Born in Los Angeles, CA, Danie Cansino has long term aspirations to help and teach others through the means of higher education, and through the creation and design of her own artwork and tattoos. Danielle attended Rio Hondo College, shortly after her first apprenticeship for tattooing in 2013, to hone her drawing skills and specialize in Portrait Realism. In her time there, she was invited to exhibit in the American Museum of Ceramic Art Student Exhibition, the Rio Hondo Gallery Student Show, and Chronos Gallery of Downtown Los Angeles.
In 2017, Danielle graduated from Laguna College of Art and Design, where She earned a Bachelors of Fine Arts in Drawing and Painting, with an Emphasis in Sculpture. After graduation in 2018 Danielle began tattooing full time as a resident artist at Mi Familia Tattoo Studio, where she specializes in color and black and grey realism. In fall of 2019, Danielle began her candidacy for Masters of Fine Art, attending the University of Southern California. In examining her own culture, and her experience around tattooed people, Danielle has become interested in the camaraderie, and also prejudices that tattooed people encounter. Clients, peers, and her personal mentors all have stories to tell– that show the impact a tattoo can have on lifestyle, family, education, employment, and careers. Danielle shares these stories; and shines light on lineage, tradition, and the hardships of this practice. Tattooing, very much like all the elements of her work, is a major part of the history of her culture, and hometown of Los Angeles.

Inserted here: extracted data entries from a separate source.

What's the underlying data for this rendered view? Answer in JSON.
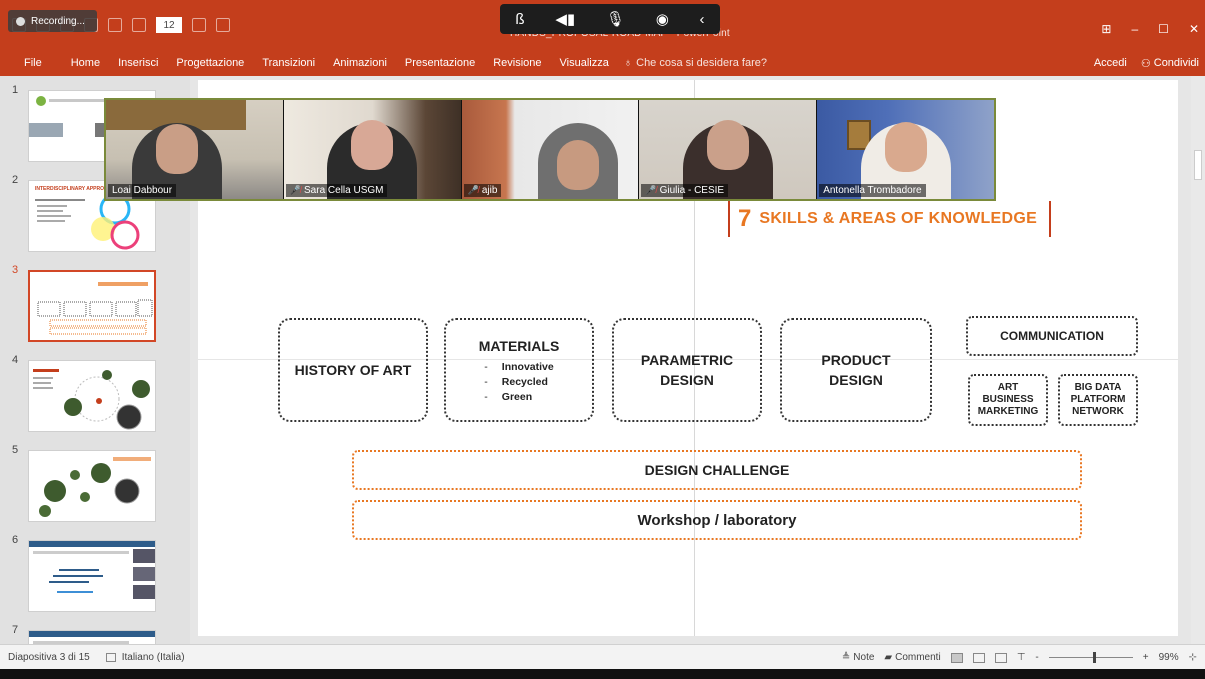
{
  "app": {
    "recording_label": "Recording...",
    "document_title": "HANDS_PROPOSAL-ROAD-MAP - PowerPoint",
    "font_size_value": "12",
    "window_controls": [
      "⊞",
      "–",
      "☐",
      "✕"
    ],
    "accent_color": "#c43e1c"
  },
  "meeting_toolbar": {
    "icons": [
      "effects-icon",
      "speaker-icon",
      "microphone-icon",
      "broadcast-icon",
      "collapse-icon"
    ]
  },
  "ribbon": {
    "tabs": [
      "File",
      "Home",
      "Inserisci",
      "Progettazione",
      "Transizioni",
      "Animazioni",
      "Presentazione",
      "Revisione",
      "Visualizza"
    ],
    "tell_me_placeholder": "Che cosa si desidera fare?",
    "sign_in": "Accedi",
    "share": "Condividi"
  },
  "thumbnails": [
    {
      "number": "1"
    },
    {
      "number": "2",
      "title": "INTERDISCIPLINARY APPROACH"
    },
    {
      "number": "3",
      "active": true
    },
    {
      "number": "4"
    },
    {
      "number": "5"
    },
    {
      "number": "6"
    },
    {
      "number": "7"
    }
  ],
  "participants": [
    {
      "name": "Loai Dabbour",
      "muted": false
    },
    {
      "name": "Sara Cella USGM",
      "muted": true
    },
    {
      "name": "ajib",
      "muted": true
    },
    {
      "name": "Giulia - CESIE",
      "muted": true
    },
    {
      "name": "Antonella Trombadore",
      "muted": false,
      "speaking": true
    }
  ],
  "slide": {
    "title_number": "7",
    "title_text": "SKILLS & AREAS OF KNOWLEDGE",
    "boxes": {
      "history": "HISTORY OF ART",
      "materials_title": "MATERIALS",
      "materials_items": [
        "Innovative",
        "Recycled",
        "Green"
      ],
      "parametric_1": "PARAMETRIC",
      "parametric_2": "DESIGN",
      "product_1": "PRODUCT",
      "product_2": "DESIGN",
      "communication": "COMMUNICATION",
      "art_1": "ART",
      "art_2": "BUSINESS",
      "art_3": "MARKETING",
      "bigdata_1": "BIG DATA",
      "bigdata_2": "PLATFORM",
      "bigdata_3": "NETWORK"
    },
    "design_challenge": "DESIGN CHALLENGE",
    "workshop": "Workshop / laboratory"
  },
  "status": {
    "slide_info": "Diapositiva 3 di 15",
    "language": "Italiano (Italia)",
    "notes": "Note",
    "comments": "Commenti",
    "zoom_minus": "-",
    "zoom_plus": "+",
    "zoom": "99%"
  }
}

Dodger Blue’s lush monochrome landscape presents a snapshot of Los Angeles’ Chavez Ravine community, now the site of Dodger Stadium, transporting the viewer back in the history of both LA and and Cansino’s own family. The title refers to Los Angeles’ beloved baseball team, the establishment of which has left behind a legacy of displacement. Cansino’s great-grandfather resided in the Chavez Ravine until development for Dodger Stadium uprooted residents, catalyzing an ongoing displacement throughout the city. Dynamic pen strokes create the feeling of recalling that which is only known in images and stories – the picture of something often recalled, yet no longer tangible. Cansino’s choice of materials further speaks to the impermanence of these memories, and to the Dodger’s quotidian and complex legacy; lined paper and ballpoint pen are simple tools that we use to make our thoughts and words and ideas tangible, yet they are easily destroyed or disposed of. Cansino transforms accessible materials she encounters into an object of preciousness and considerable scale, lifting them out of mundanity without betraying their character nor their role in record-keeping. Dodger Blue offers a layered reflection into the histories of displacement and diaspora in Los Angeles, skillfully rendered through the artist’s own personal recollections. – Jordan Gonzalez
ABOUT THE CURATOR
Jordan Gonzales (they/them) is currently a graduate student at University of Southern California pursuing dual MA degrees in the Roski Curatorial Practices in the Public Sphere MA Program and at the Price School in Urban Planning. They received their B.A. in Art History and Anthropology, with a special focus on the role of art and creative practice in everyday, community life. Prioritizing the role of sensory experience in the performance of identity and memory (both individual and collective), Gonzales’ practice explores the reciprocal nature between place and sociocultural life, led by questions of how we orient ourselves within our communities and with one another, and how we connect with and share our pasts.